Run what you brung. If it works for you, that's the right gear. I see guys running 53 x 16 around here, but I can't possiby imagine how. I guess some people don't believe in spinning! I do, so I run either a 69 or a 72 gear inch. Both work fine for most of my applications. So don't worry about what anyone else is doing; you'll know the right gear when you find it.


----------



## FTM (Feb 4, 2005)

MN Dan said:


> Man guys, I must be a wuss!


Only if you're not having fun. Ride what puts a smile on your face and doesn't kill your legs.


----------



## Chase15.5 (Feb 17, 2005)

I use a 44x16 for northern VA riding. I find for me it's the best compromise of climbing, decending, and flats. When I first started riding fixte, I rode a 44x18 around here to get my legs accustomed to the climbing. It was a pain on the downhills to, because, it would spin so quickly.


----------



## ari (Jan 25, 2005)

cmatcan said:


> you guys are weak, check this out, from pez:


I think I remember reading (somewhere) that this guy used that gearing to set a motorpacing speed record ... somewhere north of 100 mph, if I recall correctly.

Cheers,
Ari


----------



## ErNestO_from_Wisconsin (Feb 14, 2004)

*living...*

Very hilly living where I do. My commute to work is 17 hilly miles, and there's 2 hills thatreally put hair on my chest...but some times, my legs and hips would hurt. The shaman himself, Matt Chester recommended to go down a notch. I was running 46/16. Now I am running 44/16 and I am spinning more, and it just feels great. My fixie rocks!

Here's some pictures...


----------



## hrv (Dec 9, 2001)

You live in Portland, right? If you haven't already, I would suggest doing the Sunday River City Bicycles 9:30 fixed gear ride. I live in Hood River, and haven't done them , but know they usually run about 63". The guy who 'runs' the ride is David Auker and from what I understand he might know about fixed as anyone you'll ever meet. Plus, he usually wins the Mt. Tabor race, fixed cat., so dude probably knows best what works climbing.

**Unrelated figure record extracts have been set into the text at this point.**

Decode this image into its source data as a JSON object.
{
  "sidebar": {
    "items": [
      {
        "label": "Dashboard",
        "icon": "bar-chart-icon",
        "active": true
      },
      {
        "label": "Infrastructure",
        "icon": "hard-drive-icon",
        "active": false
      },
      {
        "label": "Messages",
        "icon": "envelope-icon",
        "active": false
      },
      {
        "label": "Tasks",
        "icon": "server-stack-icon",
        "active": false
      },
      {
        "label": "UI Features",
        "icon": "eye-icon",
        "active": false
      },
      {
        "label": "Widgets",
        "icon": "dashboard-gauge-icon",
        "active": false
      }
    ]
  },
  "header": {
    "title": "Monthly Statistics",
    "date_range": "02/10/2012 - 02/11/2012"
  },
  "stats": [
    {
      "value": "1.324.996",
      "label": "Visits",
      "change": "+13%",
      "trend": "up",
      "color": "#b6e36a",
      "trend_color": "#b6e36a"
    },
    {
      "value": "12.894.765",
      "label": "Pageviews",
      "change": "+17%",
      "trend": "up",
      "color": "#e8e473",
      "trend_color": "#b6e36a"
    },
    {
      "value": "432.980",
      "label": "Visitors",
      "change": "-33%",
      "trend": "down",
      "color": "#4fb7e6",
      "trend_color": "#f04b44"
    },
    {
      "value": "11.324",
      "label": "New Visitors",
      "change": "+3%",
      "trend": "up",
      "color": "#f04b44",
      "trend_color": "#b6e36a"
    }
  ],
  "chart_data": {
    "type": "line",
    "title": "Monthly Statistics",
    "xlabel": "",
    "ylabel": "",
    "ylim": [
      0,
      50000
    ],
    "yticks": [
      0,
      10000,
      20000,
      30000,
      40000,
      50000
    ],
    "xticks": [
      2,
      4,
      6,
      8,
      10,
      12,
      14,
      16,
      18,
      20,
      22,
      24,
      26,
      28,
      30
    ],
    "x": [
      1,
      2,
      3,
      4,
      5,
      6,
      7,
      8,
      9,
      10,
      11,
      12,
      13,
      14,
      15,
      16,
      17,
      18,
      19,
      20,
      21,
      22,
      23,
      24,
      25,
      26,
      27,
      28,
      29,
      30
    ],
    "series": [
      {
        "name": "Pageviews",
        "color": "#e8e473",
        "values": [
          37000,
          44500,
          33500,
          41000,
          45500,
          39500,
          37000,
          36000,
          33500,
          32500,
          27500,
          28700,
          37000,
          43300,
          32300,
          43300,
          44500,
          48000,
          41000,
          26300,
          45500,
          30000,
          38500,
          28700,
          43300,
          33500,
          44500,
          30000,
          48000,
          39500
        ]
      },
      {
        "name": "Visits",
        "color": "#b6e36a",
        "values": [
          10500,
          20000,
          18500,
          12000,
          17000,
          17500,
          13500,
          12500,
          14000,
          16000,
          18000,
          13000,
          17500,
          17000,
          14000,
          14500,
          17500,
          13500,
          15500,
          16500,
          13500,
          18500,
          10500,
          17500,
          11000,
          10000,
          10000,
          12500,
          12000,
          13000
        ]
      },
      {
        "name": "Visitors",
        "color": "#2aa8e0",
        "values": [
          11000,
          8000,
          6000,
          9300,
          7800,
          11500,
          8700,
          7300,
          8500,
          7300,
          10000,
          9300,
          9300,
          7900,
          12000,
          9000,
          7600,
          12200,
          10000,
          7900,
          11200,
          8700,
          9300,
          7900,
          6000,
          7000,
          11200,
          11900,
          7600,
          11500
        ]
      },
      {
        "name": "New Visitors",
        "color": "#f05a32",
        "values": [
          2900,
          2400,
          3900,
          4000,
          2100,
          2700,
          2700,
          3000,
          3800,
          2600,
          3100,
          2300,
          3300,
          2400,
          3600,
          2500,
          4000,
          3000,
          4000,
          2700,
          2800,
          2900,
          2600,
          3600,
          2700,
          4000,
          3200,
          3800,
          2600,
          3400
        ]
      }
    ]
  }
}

I have a Langster and actually run 2 cogs normally, 49 x 15,21. 21 for up, 15 for down. Since thw 49 x 15 is normally what I use at Alpenrose, it allows me to do downhill sprints and really get on top of the gear. Haven't wound it up to 200 rpm yet, but close!

Bottom line: No getting around having a 'quiver' of cogs. Eventually chainrings,too. If you're doing long rides with many hills I would try like a 20 cog, else maybe an 18.

Have fun!


----------



## Kram (Jan 28, 2004)

*42 X 17 here.*

Central PA rollers. Steep stuff but most climbs are no more than a mile. Gets me up most things (but gets REAL interesting going down......) 165 cranks on a 27 x 1 3/8.


----------